Role of NF-κB in the skeleton

Abstract

Since the discovery that deletion of the NF-κB subunits p50 and p52 causes osteopetrosis in mice, there has been considerable interest in the role of NF-κB signaling in bone. NF-κB controls the differentiation or activity of the major skeletal cell types - osteoclasts, osteoblasts, osteocytes and chondrocytes. However, with five NF-κB subunits and two distinct activation pathways, not all NF-κB signals lead to the same physiologic responses. In this review, we will describe the roles of various NF-κB proteins in basal bone homeostasis and disease states, and explore how NF-κB inhibition might be utilized therapeutically.

Figure 1

Classical and alternative NF-κB pathways in skeletal cells.
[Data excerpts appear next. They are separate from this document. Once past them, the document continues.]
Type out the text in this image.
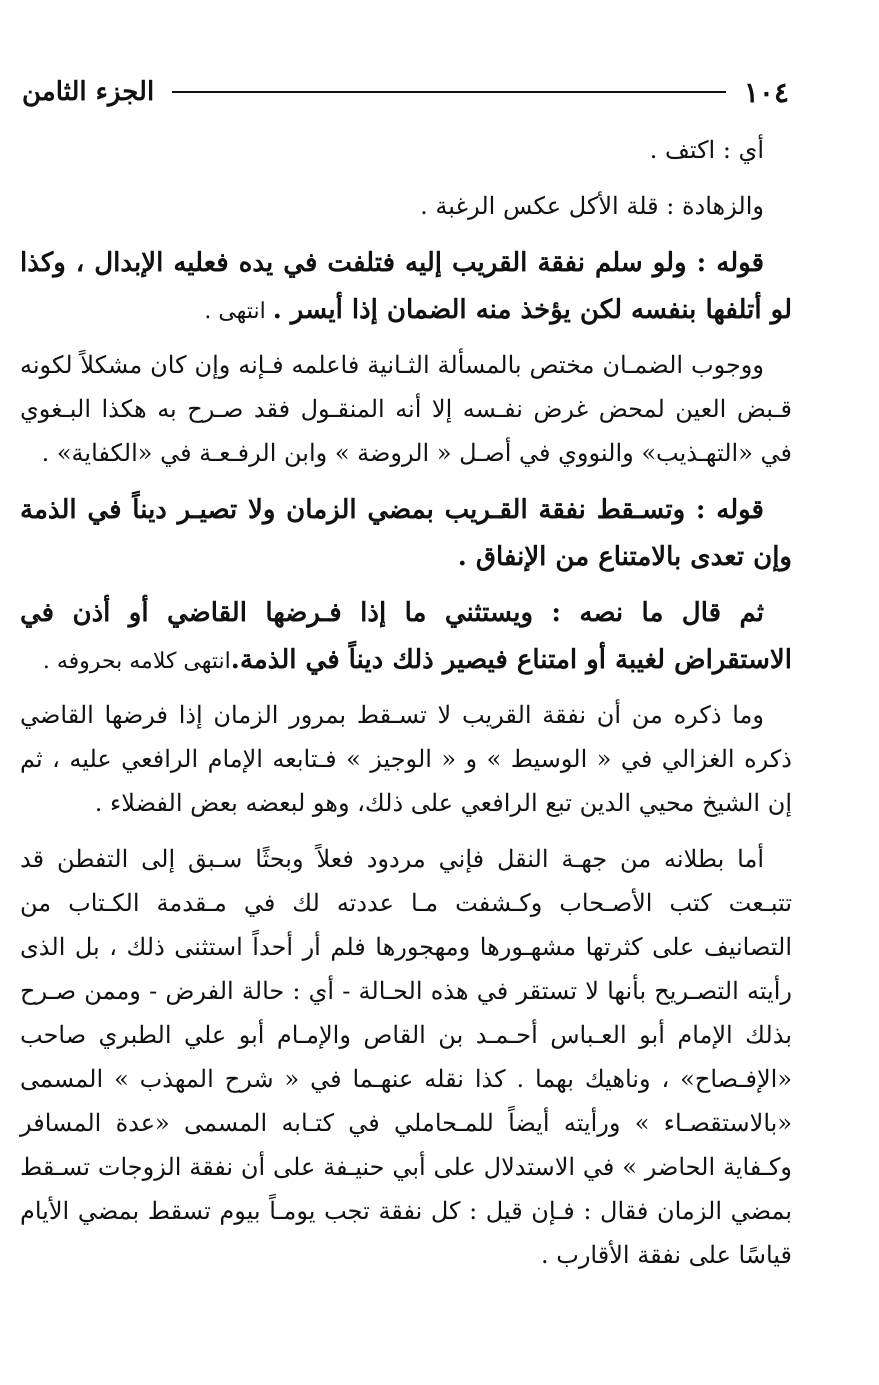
١٠٤
الجزء الثامن

أي : اكتف .

والزهادة : قلة الأكل عكس الرغبة .

قوله : ولو سلم نفقة القريب إليه فتلفت في يده فعليه الإبدال ، وكذا لو أتلفها بنفسه لكن يؤخذ منه الضمان إذا أيسر . انتهى .

ووجوب الضمـان مختص بالمسألة الثـانية فاعلمه فـإنه وإن كان مشكلاً لكونه قـبض العين لمحض غرض نفـسه إلا أنه المنقـول فقد صـرح به هكذا البـغوي في «التهـذيب» والنووي في أصـل « الروضة » وابن الرفـعـة في «الكفاية» .

قوله : وتسـقط نفقة القـريب بمضي الزمان ولا تصيـر ديناً في الذمة وإن تعدى بالامتناع من الإنفاق .

ثم قال ما نصه : ويستثني ما إذا فـرضها القاضي أو أذن في الاستقراض لغيبة أو امتناع فيصير ذلك ديناً في الذمة.انتهى كلامه بحروفه .

وما ذكره من أن نفقة القريب لا تسـقط بمرور الزمان إذا فرضها القاضي ذكره الغزالي في « الوسيط » و « الوجيز » فـتابعه الإمام الرافعي عليه ، ثم إن الشيخ محيي الدين تبع الرافعي على ذلك، وهو لبعضه بعض الفضلاء .

أما بطلانه من جهـة النقل فإني مردود فعلاً وبحثًا سـبق إلى التفطن قد تتبـعت كتب الأصـحاب وكـشفت مـا عددته لك في مـقدمة الكـتاب من التصانيف على كثرتها مشهـورها ومهجورها فلم أر أحداً استثنى ذلك ، بل الذى رأيته التصـريح بأنها لا تستقر في هذه الحـالة - أي : حالة الفرض - وممن صـرح بذلك الإمام أبو العـباس أحـمـد بن القاص والإمـام أبو علي الطبري صاحب «الإفـصاح» ، وناهيك بهما . كذا نقله عنهـما في « شرح المهذب » المسمى «بالاستقصـاء » ورأيته أيضاً للمـحاملي في كتـابه المسمى «عدة المسافر وكـفاية الحاضر » في الاستدلال على أبي حنيـفة على أن نفقة الزوجات تسـقط بمضي الزمان فقال : فـإن قيل : كل نفقة تجب يومـاً بيوم تسقط بمضي الأيام قياسًا على نفقة الأقارب .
The classical pathway is activated by many extracellular signals, and requires IKKβ and IKKγ/NEMO to phosphorylate IκBα, leading to its degradation by the proteosome. The nuclear translocation of NF-κB, predominantly p65/p50 dimers, has rapid (minutes) and transient kinetics. The effects of classical pathway activation, discussed in subsequent sections of this Review, are to increase OC survival, decrease OB maturation and function, and increase chondrocyte hypertrophy. In skeletal cells, the only established activator of the alternative NF-κB pathway is RANKL. The regulatory kinase is NIK, which activates IKKα, leading to processing of p100 to p52 via the proteosome. The nuclear translocation of RelB/p52 dimers is slow (hours) and sustained, and contributes to OC differentiation.

Figure 2

Crosstalk between RANKL- and TNF-induced NF-κB signaling in OCs. RANKL activates the alternative NF-κB pathway by blocking TRAF3-mediated NIK degradation, leading to nuclear translocation of RelB/p52 dimers. Transcriptional targets of this pathway provide signals for OC differentiation and function. RANKL also activates the classical pathway downstream of the IKK complex, supporting OC lineage cell survival downstream of p65/p50. TNF also activates the classical NF-κB pathway, which blocks apoptosis, upregulates p100/RelB expression, and may support OC differentiation. TNF also stabilizes TRAF3, which can inhibit NIK.

Figure 3

Mechanisms of NF-κB-mediated OB inhibition. Mechanical stimuli, working through integrins and FAK, can activate classical NF-κB, increasing the expression of proinflammatory mediators, including TNF, which also activates classical NF-κB. Nuclear p65 inhibits OB differentiation by blocking induction of Runx2 by SMAD and interferes with OB activity by reducing JNK activity and Fra1 expression. The alternative NF-κB pathway may also inhibit OB differentiation/function but the mechanisms are not established.